Overland Pass was also the site of much activity in the 1860s. A transportation route through central Nevada had been scouted by Howard Egan in 1855, and then surveyed by Captain James H. Simpson for the U.S. Army in 1859. Simpson established a trading post at the south end of Ruby Valley, and George Chorpenning built a way station there for his mail and stagecoach line in 1860. The Pony Express and its successor, the Transcontinental Telegraph, also ran through Overland Pass.

In September 1862, the U.S. Government established Fort Ruby at the east entrance to the pass to protect the passage of settlers and these important communication connections with residents of California during the war years. In 1863 it signed the Treaty of Ruby Valley with the Western Shoshone, which authorized access but did not cede any land.

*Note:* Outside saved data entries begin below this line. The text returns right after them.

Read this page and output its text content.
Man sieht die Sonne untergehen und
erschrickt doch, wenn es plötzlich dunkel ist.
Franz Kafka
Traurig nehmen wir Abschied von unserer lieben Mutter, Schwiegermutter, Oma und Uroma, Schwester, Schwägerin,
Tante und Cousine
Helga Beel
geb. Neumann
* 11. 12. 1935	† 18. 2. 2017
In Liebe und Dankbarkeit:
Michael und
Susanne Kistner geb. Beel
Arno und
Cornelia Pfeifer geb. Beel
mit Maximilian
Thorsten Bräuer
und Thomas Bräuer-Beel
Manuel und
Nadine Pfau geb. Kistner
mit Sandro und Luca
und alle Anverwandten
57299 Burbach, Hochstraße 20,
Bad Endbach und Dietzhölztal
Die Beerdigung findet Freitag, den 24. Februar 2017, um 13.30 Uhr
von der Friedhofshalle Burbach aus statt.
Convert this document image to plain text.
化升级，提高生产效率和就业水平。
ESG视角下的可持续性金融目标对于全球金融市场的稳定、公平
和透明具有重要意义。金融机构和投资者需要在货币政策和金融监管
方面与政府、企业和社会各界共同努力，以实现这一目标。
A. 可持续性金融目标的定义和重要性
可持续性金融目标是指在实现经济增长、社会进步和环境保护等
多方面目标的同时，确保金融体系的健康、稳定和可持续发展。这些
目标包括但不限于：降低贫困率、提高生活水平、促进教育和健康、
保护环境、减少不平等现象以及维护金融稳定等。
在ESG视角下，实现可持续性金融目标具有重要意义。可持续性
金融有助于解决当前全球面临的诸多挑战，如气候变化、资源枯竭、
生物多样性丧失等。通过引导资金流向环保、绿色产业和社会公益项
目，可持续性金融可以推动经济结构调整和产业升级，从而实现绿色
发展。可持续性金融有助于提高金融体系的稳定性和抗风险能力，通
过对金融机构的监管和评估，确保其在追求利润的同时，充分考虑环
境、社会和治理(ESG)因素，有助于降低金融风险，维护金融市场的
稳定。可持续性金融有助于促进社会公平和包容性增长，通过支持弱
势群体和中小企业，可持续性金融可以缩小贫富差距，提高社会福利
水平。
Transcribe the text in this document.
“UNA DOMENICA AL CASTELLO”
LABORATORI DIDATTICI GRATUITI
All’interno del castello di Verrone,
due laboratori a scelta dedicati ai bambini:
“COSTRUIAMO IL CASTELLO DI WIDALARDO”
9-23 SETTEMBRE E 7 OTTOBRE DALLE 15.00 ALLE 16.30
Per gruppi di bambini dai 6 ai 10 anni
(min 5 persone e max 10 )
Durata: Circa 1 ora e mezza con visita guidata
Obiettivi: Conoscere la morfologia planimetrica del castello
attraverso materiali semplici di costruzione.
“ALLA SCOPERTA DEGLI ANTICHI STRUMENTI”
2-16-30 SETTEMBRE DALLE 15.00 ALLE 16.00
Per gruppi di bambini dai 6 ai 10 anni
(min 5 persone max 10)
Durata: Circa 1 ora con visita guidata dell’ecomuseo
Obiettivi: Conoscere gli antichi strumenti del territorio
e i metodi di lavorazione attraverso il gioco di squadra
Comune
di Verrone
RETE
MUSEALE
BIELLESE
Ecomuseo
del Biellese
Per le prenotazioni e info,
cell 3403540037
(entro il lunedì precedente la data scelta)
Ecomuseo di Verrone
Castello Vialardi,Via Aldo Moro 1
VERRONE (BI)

After the American Civil War, John Warren Butterfield and Wells Fargo & Co continued transport service across the West. Around 1866, Wells Fargo began to develop agriculture in the Ruby Valley to help support its way stations.

However, in the late 1860s, the first transcontinental railroad was routed well to the north, and Overland Pass fell into disuse. Fort Ruby was closed in September 1869, seven years after it was built.

In the late 20th century, the old Pony Express Station was moved and restored. It is now part of a display at the Northeastern Nevada Museum in Elko. Population in the valley has declined, and the lands are principally used in large ranching and farming operations to raise cattle and to grow alfalfa.